A Welsh council has turned to the movies to draw out Oscar-winning performances out of its managers and improve public services.
Last week, Personnel Today featured Rhondda Cynon Taf council on the front page after it came under fire from local politicians for sending more than 200 senior managers on a Star Trek-themed training day, costing £5,000.
But county borough HR officer, Tony Wilkins, defended the programme, saying fun has been a key factor in training managers to create a shared corporate vision, which has helped to pull the council back from the brink of bankruptcy.
Wilkins said the organisation had been "a council in crisis" four years ago, when it was created from the amalgamation of three borough councils and half a county council.

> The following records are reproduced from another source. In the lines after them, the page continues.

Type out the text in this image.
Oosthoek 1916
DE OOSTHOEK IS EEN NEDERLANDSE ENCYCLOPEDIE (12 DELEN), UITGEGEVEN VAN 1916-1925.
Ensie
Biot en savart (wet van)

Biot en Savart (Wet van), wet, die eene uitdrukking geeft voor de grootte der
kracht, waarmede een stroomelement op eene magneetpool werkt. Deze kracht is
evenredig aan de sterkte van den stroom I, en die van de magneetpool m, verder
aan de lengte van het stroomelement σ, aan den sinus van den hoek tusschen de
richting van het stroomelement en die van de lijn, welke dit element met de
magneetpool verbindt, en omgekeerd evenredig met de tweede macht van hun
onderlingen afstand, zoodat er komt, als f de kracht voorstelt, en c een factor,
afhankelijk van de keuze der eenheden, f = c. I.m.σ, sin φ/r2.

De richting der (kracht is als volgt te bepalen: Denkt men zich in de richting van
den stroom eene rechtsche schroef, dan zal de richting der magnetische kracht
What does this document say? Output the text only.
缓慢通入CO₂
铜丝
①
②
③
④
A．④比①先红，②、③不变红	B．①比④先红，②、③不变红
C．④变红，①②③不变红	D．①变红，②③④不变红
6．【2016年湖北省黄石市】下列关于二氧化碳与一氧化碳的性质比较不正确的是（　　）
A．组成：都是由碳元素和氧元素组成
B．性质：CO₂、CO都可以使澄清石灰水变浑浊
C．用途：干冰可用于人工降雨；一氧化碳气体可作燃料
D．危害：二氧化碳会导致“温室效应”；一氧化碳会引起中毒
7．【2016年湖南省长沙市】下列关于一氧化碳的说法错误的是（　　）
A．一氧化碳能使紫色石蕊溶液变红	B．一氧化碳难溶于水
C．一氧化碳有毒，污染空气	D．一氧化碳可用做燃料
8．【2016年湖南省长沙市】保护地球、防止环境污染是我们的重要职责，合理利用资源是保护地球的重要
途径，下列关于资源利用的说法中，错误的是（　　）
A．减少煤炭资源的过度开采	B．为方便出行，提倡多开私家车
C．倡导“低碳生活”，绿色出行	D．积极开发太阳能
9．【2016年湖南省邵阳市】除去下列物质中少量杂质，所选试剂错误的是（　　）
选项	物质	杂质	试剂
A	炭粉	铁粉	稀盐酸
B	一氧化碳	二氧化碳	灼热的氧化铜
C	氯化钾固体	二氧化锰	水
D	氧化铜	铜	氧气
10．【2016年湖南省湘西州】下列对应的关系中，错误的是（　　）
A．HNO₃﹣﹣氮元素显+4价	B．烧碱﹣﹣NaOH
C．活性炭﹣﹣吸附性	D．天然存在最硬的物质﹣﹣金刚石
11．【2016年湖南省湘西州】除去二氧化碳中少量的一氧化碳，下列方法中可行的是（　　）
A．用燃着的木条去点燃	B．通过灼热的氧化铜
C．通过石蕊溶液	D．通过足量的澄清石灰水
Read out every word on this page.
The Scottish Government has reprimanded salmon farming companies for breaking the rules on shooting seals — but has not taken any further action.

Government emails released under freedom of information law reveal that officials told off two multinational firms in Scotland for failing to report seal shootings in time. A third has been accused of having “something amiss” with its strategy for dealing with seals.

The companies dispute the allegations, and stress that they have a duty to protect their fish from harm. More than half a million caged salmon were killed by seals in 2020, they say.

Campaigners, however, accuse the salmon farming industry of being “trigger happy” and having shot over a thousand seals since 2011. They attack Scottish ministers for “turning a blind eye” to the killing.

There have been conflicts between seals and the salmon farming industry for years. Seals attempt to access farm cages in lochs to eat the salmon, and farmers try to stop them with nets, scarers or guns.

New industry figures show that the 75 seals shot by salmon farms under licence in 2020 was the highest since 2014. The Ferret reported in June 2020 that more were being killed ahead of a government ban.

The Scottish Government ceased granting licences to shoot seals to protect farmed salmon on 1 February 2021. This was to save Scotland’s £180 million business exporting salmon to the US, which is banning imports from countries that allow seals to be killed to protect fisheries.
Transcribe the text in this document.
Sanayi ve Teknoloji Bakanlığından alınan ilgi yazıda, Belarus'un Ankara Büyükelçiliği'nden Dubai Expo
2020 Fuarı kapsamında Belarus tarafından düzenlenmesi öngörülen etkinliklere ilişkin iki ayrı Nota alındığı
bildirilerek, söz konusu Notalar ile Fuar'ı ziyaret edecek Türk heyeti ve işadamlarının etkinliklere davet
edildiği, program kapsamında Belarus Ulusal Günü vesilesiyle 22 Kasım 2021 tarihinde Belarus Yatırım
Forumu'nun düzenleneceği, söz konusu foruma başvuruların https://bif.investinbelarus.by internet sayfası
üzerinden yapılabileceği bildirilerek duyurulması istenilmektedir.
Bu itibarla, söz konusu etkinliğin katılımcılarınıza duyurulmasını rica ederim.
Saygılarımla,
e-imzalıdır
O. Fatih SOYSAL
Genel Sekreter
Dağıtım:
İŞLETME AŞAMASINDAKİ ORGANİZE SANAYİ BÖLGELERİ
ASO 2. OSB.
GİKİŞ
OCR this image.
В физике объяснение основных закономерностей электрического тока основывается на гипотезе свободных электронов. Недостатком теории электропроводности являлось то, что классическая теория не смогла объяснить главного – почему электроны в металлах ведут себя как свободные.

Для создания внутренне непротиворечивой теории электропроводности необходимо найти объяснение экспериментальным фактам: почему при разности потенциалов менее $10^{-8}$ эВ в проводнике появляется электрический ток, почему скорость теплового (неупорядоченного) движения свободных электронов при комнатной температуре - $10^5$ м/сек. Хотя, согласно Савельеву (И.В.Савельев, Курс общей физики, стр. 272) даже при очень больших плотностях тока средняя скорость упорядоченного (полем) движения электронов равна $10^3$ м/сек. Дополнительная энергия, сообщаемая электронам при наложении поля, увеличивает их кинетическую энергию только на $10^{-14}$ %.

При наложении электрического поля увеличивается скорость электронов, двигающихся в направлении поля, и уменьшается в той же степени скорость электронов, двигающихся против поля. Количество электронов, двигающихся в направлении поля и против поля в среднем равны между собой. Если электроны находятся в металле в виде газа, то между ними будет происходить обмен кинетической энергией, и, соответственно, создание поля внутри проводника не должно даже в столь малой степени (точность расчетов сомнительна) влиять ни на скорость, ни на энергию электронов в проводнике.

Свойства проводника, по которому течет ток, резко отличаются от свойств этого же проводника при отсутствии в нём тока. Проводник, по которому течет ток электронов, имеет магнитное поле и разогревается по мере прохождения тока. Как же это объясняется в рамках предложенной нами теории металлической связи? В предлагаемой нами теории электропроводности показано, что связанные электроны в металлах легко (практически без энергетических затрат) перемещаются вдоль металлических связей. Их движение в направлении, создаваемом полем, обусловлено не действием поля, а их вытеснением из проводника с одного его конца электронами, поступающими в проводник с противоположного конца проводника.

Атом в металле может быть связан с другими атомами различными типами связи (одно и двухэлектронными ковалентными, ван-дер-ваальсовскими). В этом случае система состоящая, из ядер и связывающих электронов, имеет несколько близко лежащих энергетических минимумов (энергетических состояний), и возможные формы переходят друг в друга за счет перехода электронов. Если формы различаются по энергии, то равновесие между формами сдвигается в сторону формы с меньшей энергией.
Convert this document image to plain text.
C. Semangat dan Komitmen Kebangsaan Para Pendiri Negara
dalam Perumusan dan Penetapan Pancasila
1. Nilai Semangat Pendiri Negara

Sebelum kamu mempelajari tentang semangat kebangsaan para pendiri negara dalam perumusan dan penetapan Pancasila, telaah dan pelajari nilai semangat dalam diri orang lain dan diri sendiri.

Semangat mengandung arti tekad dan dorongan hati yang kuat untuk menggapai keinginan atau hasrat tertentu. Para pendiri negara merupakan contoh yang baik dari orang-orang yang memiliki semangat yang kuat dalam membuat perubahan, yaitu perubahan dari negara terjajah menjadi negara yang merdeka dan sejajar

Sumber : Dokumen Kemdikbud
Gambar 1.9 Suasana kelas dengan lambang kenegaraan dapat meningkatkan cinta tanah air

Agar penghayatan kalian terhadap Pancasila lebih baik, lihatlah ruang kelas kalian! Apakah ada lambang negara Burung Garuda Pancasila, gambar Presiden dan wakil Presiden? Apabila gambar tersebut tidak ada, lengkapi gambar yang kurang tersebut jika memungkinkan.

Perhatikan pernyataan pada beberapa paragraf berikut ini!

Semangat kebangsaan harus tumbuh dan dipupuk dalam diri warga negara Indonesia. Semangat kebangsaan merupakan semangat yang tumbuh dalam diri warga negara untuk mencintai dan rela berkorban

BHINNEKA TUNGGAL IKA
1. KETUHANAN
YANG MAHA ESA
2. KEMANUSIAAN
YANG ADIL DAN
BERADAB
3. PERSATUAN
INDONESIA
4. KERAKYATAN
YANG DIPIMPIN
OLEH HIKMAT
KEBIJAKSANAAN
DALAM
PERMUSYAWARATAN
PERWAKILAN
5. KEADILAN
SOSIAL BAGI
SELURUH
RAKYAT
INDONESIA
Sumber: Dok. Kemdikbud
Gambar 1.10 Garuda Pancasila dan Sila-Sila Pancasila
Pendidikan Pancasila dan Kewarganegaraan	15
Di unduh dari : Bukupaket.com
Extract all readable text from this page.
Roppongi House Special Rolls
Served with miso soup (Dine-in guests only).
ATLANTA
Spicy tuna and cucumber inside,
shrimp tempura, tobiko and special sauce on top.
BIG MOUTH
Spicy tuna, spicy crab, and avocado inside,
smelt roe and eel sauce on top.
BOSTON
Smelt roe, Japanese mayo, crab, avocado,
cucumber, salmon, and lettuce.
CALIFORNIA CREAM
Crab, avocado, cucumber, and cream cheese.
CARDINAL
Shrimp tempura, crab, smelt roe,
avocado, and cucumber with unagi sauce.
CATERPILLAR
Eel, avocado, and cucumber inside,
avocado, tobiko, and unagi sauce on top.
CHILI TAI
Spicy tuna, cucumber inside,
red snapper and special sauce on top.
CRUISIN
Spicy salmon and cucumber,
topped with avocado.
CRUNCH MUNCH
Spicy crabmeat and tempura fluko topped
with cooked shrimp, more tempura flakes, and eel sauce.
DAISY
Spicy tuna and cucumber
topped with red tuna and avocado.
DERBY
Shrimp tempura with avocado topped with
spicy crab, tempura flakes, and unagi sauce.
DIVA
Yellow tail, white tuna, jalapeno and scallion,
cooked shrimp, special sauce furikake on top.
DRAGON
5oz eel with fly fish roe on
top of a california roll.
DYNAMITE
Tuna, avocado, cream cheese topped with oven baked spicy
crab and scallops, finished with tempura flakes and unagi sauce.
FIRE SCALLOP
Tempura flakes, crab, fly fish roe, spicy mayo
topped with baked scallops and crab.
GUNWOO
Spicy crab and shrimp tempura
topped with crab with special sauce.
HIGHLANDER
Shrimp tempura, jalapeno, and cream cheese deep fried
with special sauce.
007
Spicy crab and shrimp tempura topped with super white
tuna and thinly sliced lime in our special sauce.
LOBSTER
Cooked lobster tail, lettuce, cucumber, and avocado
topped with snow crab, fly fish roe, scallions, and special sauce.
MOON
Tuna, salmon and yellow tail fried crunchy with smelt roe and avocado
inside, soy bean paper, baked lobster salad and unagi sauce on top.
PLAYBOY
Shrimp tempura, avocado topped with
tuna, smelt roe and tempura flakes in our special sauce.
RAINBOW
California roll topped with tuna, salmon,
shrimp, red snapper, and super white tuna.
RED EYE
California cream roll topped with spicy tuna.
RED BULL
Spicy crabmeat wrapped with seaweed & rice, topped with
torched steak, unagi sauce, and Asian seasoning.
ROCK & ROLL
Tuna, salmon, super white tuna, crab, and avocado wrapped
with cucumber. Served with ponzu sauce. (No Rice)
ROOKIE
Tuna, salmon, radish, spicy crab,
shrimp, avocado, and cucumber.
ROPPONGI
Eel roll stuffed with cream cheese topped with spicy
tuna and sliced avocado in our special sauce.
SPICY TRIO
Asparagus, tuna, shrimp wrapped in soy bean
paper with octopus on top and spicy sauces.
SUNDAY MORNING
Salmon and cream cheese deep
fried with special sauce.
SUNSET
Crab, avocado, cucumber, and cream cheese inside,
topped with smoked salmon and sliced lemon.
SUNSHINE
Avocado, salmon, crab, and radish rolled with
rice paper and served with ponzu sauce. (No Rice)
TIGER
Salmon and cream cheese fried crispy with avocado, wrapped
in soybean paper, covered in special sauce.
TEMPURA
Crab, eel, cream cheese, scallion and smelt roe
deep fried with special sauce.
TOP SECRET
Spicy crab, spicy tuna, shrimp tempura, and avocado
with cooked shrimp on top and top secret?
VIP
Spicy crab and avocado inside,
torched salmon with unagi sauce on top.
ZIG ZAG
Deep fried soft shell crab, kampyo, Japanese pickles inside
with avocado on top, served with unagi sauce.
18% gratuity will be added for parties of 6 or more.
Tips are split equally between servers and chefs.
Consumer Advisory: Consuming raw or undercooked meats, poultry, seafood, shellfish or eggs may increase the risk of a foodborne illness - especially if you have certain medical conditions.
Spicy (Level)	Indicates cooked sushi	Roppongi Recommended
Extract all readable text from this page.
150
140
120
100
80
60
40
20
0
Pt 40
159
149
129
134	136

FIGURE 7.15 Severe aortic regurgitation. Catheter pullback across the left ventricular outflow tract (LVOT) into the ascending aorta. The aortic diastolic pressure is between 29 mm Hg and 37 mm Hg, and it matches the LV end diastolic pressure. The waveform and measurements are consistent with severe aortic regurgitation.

The themed training days form part of the council's quarterly professional development days - which bring the entire senior management team together - and provide them with a mixture of classroom learning and experiential training.
Wilkins said the training days give senior management an opportunity to create a forum for ideas that could be shared across departments, and in turn create a shared identity and vision for the council.
The 'Starship Endeavour' staff training day was the latest in a line of 'blockbuster' development programmes, which have included 'Songs from the Movies', and Lord of the Rings events.
The Star Trek training programme included such events as 'If we are to leave the Delta Quadrant safely, Katherine, we must plot a careful course through Borg Space' - training about the importance of having good financial and performance management processes.
Managers have responded favourably to the new approach with 97 per cent rating the themed events as good or very good in terms of relevance to their jobs, compared with just 59 per cent in July 2002 under the old training regime.
Wilkins believes the management training has improved leadership across the council and has also helped the participants to engage with the business.
"We are taking away painful days stuck in a room and replacing them with an atmosphere where people get stuck in and talk," he said.
"The light-hearted approach is incidental to the content, doesn't cost any more and enables managers to be creative and still focus on what is important," he added.